Hukum Pajak 'Subjek Pajak, Objek Pajak dan Penghasilan Kena Pajak'



   A.   SUBJEK PAJAK
Tafsiran tentang subjek pajak tidak diberikan dalam Pasal 1 UU No. 6 Tahun 1983, sebagaimana telah diubah terakhir dengan UU No.17 Tahun 2000. Subjek pajak adalah orang, badan, atau kesatuan lainnya yang memenuhi syarat-syarat subjek, yaitu yang bertempat tinggal atau berkedudukan di Indonesia. Pajak yang subjektif (atau pribadi) adalah pajak yang besarnya ikut ditentukan oleh keadaan dan status wajib pajak (bujangan, kawin, kawin dengan anak dan sebagainya).
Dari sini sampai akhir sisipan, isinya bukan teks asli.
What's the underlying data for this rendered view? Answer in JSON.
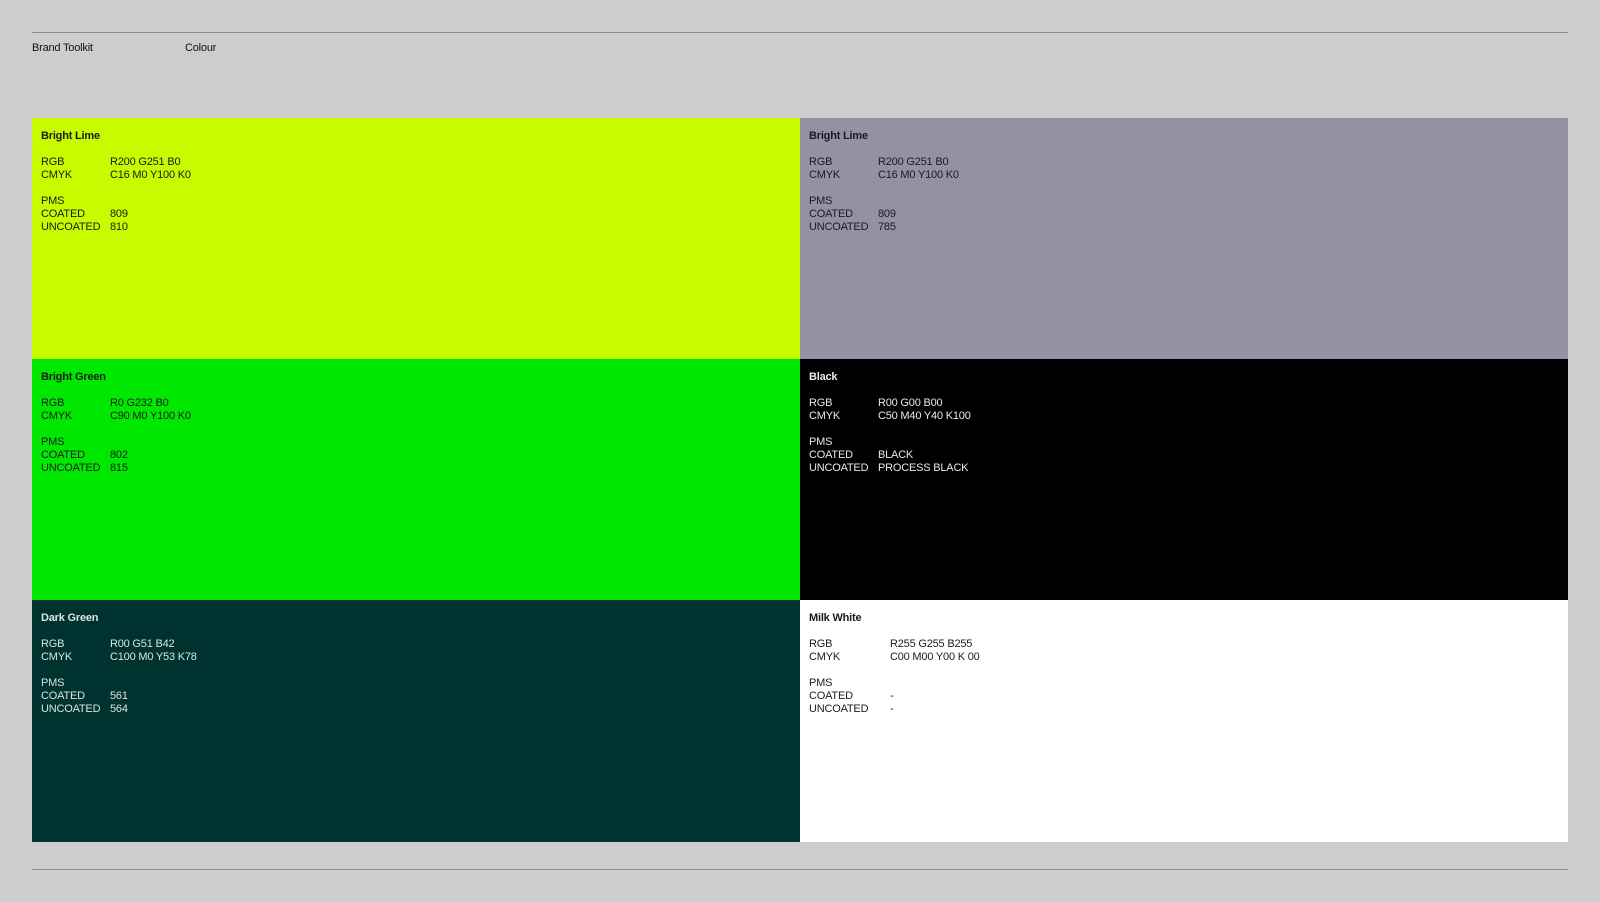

Pajak yang objektif adalah pajak yang besarnya tidak dipengaruhi oleh keadaan atau status wajib pajak, melainkan ditentukan semata-mata oleh keadaan objek, seperti Cukai Tembakau,Pajak Kendaraan Bermotor, Pajak Pertambahan Nilai, dan sebagainya.
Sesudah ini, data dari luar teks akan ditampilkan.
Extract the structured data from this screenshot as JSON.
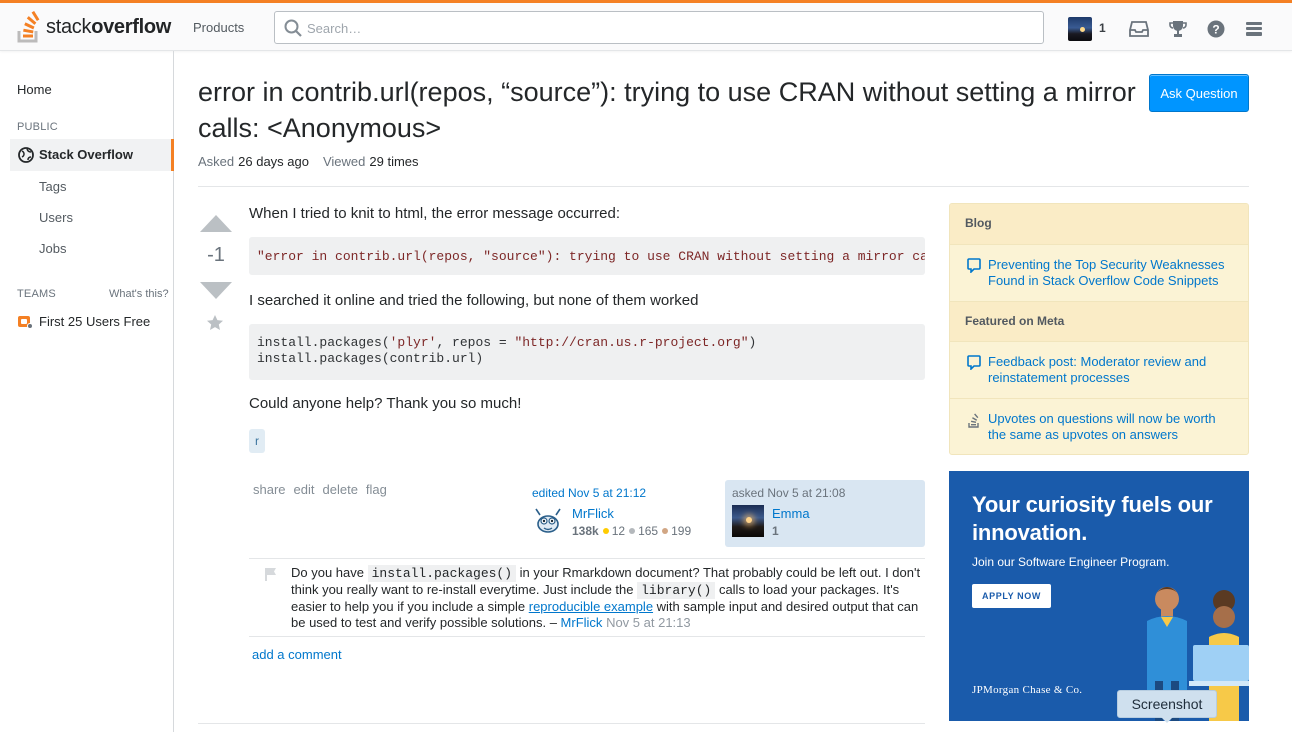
{
  "topbar": {
    "logo_light": "stack",
    "logo_bold": "overflow",
    "products": "Products",
    "search_placeholder": "Search…",
    "reputation": "1"
  },
  "leftnav": {
    "home": "Home",
    "public": "PUBLIC",
    "current": "Stack Overflow",
    "items": [
      "Tags",
      "Users",
      "Jobs"
    ],
    "teams": "TEAMS",
    "whats_this": "What's this?",
    "team_item": "First 25 Users Free"
  },
  "question": {
    "title": "error in contrib.url(repos, “source”): trying to use CRAN without setting a mirror calls: <Anonymous>",
    "ask_button": "Ask Question",
    "asked_label": "Asked",
    "asked_value": "26 days ago",
    "viewed_label": "Viewed",
    "viewed_value": "29 times",
    "votes": "-1",
    "body_p1": "When I tried to knit to html, the error message occurred:",
    "code1": "\"error in contrib.url(repos, \"source\"): trying to use CRAN without setting a mirror calls: <Anonymous>",
    "body_p2": "I searched it online and tried the following, but none of them worked",
    "code2_line1_pre": "install.packages(",
    "code2_line1_s1": "'plyr'",
    "code2_line1_mid": ", repos = ",
    "code2_line1_s2": "\"http://cran.us.r-project.org\"",
    "code2_line1_post": ")",
    "code2_line2": "install.packages(contrib.url)",
    "body_p3": "Could anyone help? Thank you so much!",
    "tag": "r",
    "menu": [
      "share",
      "edit",
      "delete",
      "flag"
    ]
  },
  "editor": {
    "label": "edited Nov 5 at 21:12",
    "name": "MrFlick",
    "rep": "138k",
    "gold": "12",
    "silver": "165",
    "bronze": "199"
  },
  "owner": {
    "label": "asked Nov 5 at 21:08",
    "name": "Emma",
    "rep": "1"
  },
  "comment": {
    "t1": "Do you have ",
    "c1": "install.packages()",
    "t2": " in your Rmarkdown document? That probably could be left out. I don't think you really want to re-install everytime. Just include the ",
    "c2": "library()",
    "t3": " calls to load your packages. It's easier to help you if you include a simple ",
    "link": "reproducible example",
    "t4": " with sample input and desired output that can be used to test and verify possible solutions. – ",
    "user": "MrFlick",
    "date": "Nov 5 at 21:13"
  },
  "add_comment": "add a comment",
  "sidebar": {
    "blog_header": "Blog",
    "blog_item": "Preventing the Top Security Weaknesses Found in Stack Overflow Code Snippets",
    "meta_header": "Featured on Meta",
    "meta_item1": "Feedback post: Moderator review and reinstatement processes",
    "meta_item2": "Upvotes on questions will now be worth the same as upvotes on answers"
  },
  "ad": {
    "headline": "Your curiosity fuels our innovation.",
    "sub": "Join our Software Engineer Program.",
    "button": "APPLY NOW",
    "brand": "JPMorgan Chase & Co."
  },
  "tooltip": "Screenshot",
  "colors": {
    "accent": "#f48024",
    "link": "#0077cc",
    "primary_button": "#0095ff",
    "ad_background": "#1a5bab"
  }
}
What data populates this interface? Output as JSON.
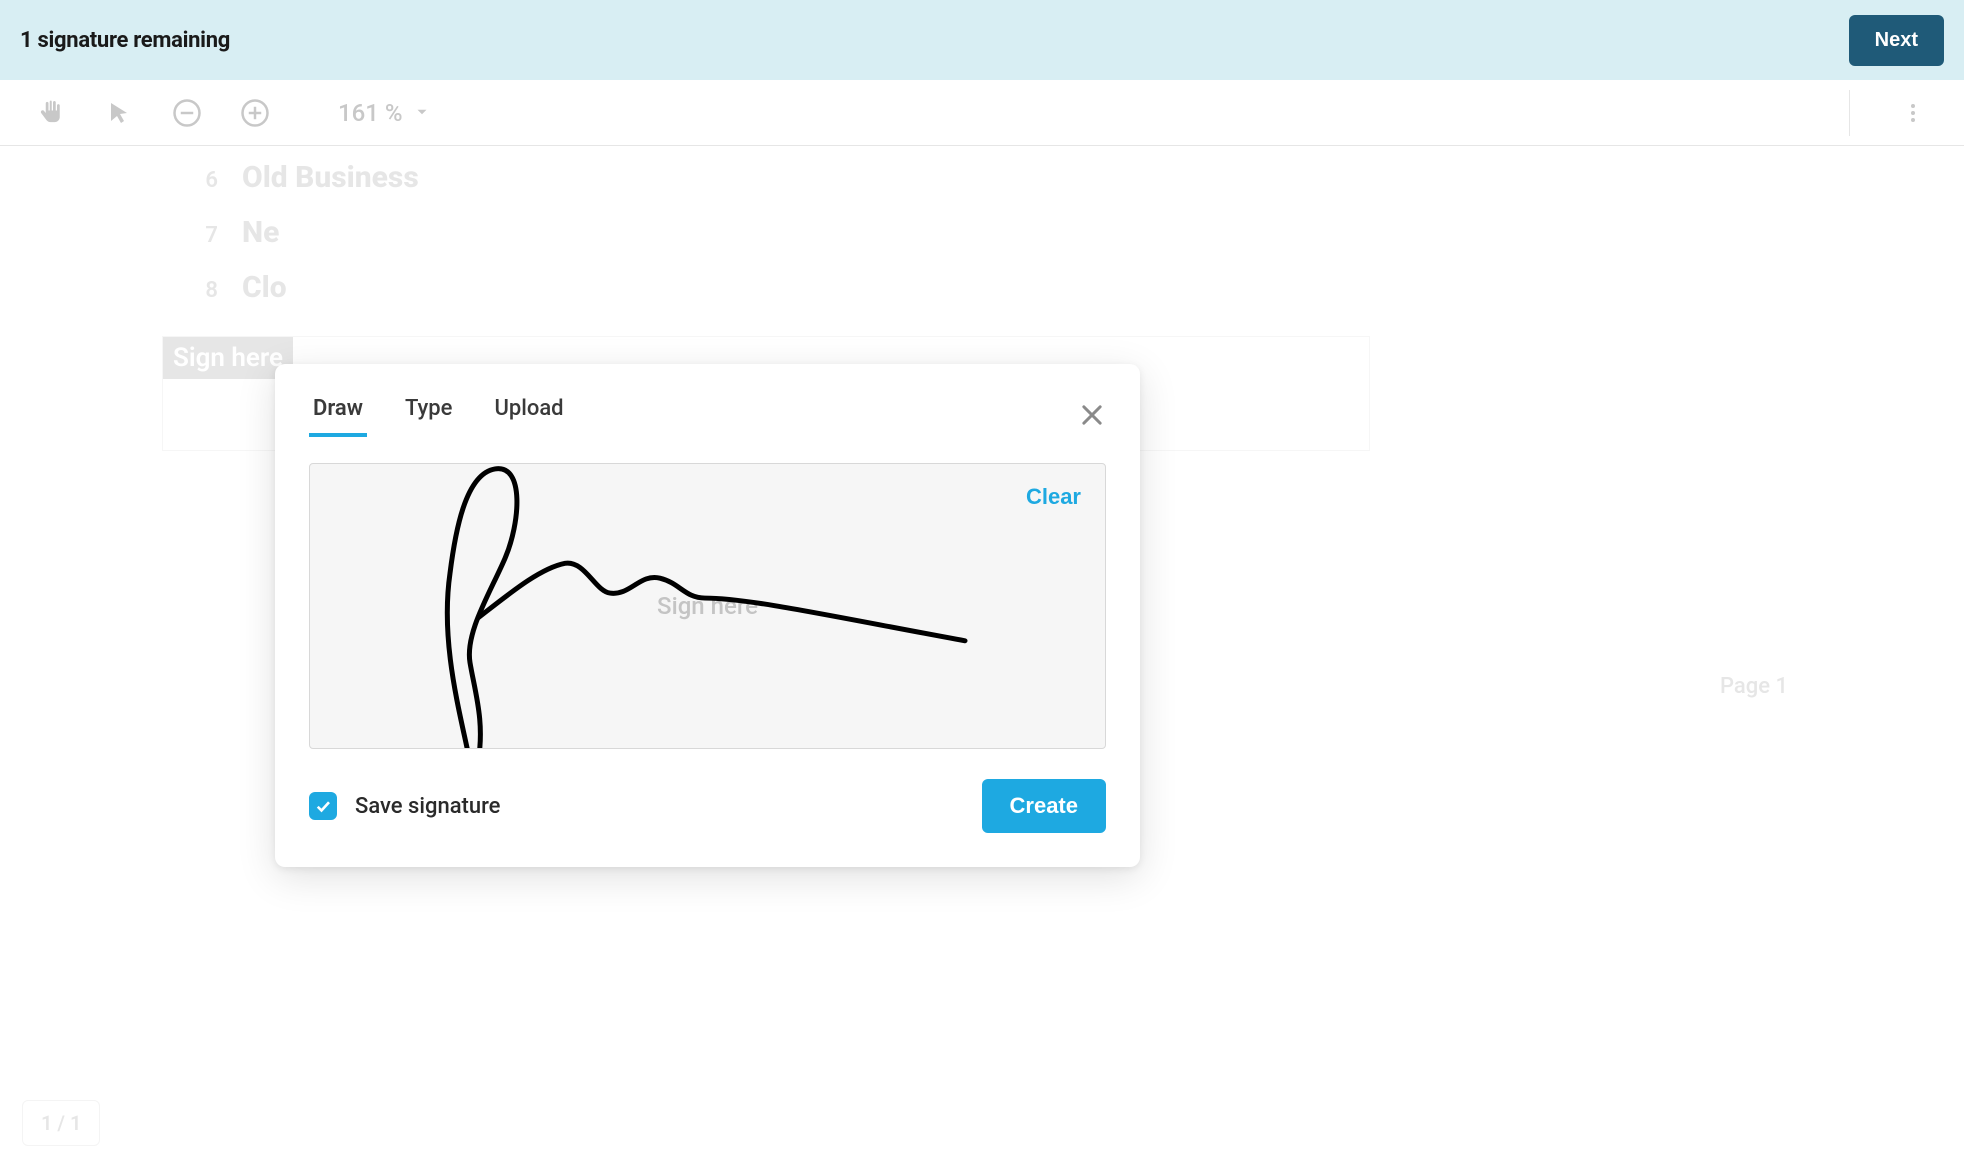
{
  "info_bar": {
    "status": "1 signature remaining",
    "next_label": "Next"
  },
  "toolbar": {
    "zoom_value": "161 %"
  },
  "document": {
    "lines": [
      {
        "num": "6",
        "text": "Old Business"
      },
      {
        "num": "7",
        "text": "Ne"
      },
      {
        "num": "8",
        "text": "Clo"
      }
    ],
    "sign_here_tag": "Sign here",
    "page_label": "Page 1",
    "page_counter": "1 / 1"
  },
  "modal": {
    "tabs": [
      {
        "label": "Draw",
        "active": true
      },
      {
        "label": "Type",
        "active": false
      },
      {
        "label": "Upload",
        "active": false
      }
    ],
    "clear_label": "Clear",
    "sign_hint": "Sign here",
    "save_signature_label": "Save signature",
    "save_signature_checked": true,
    "create_label": "Create"
  }
}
1.      Subjek pajak dalam Negeri
Subjek pajak dibedakan dalam subjek pajak dalam negeri dan subjek pajak luar negeri (Pasal 2 ayat (2) UU PPh 1984) sebagaimana telah diubah dengan UU No.17 Tahun 2000. Yang dimaksud subjek pajak dalam negeri (Pasal 2 (3) UU No. 17 Tahun 2000) adalah :
·         Orang pribadi yang bertempat tinggal di Indonesia atau orang pribadi yang berada di Indonesia lebih dari 183 hari dalam jangka waktu 12 bulan, atau orang pribadi yang dalam satu tahun pajak berada di Indonesia  dan mempunyai niat untuk bertempat tinggal di Indonesia.
·         Badan yang didirikan atau bertempat kedudukan di Indonesia.
·         Warisan yang belum terbagi sebagai satu kesatuan mengantikan yang berhak.
·         Bentuk usaha tetap, yang mana berupa :
a.       Tempat kedudukan manajemen;
b.      Kantor cabang;
c.       Kantor perwakilan;
d.      Agen;
e.       Gedung kantor;
f.       Pabrik;
g.      Bengkel;
h.      Proyek konstruksi;
i.        Pertambangan dan penggalian sumber alam;
j.        Perikanan;
k.      Tenaga ahli;
l.        Pemberian jasa dalam bentuk apapun oleh pegawai atau orang atau badan yang berkedudukan tidak bebas, yang bertindak atas nama badan atau perusahaan yang tidak didirikan atau tidak bertempat kedudukandi Indonesia;
m.    Perusahaan, asuransi yang tidak didirikan atau bertempat kedudukan di Indonesia yang menerima premi asuransi atau menanggung resiko di Indonesia.
2.      Subjek pajak luar negeri (Pasal 2 (4) UU.17 Tahun 2000)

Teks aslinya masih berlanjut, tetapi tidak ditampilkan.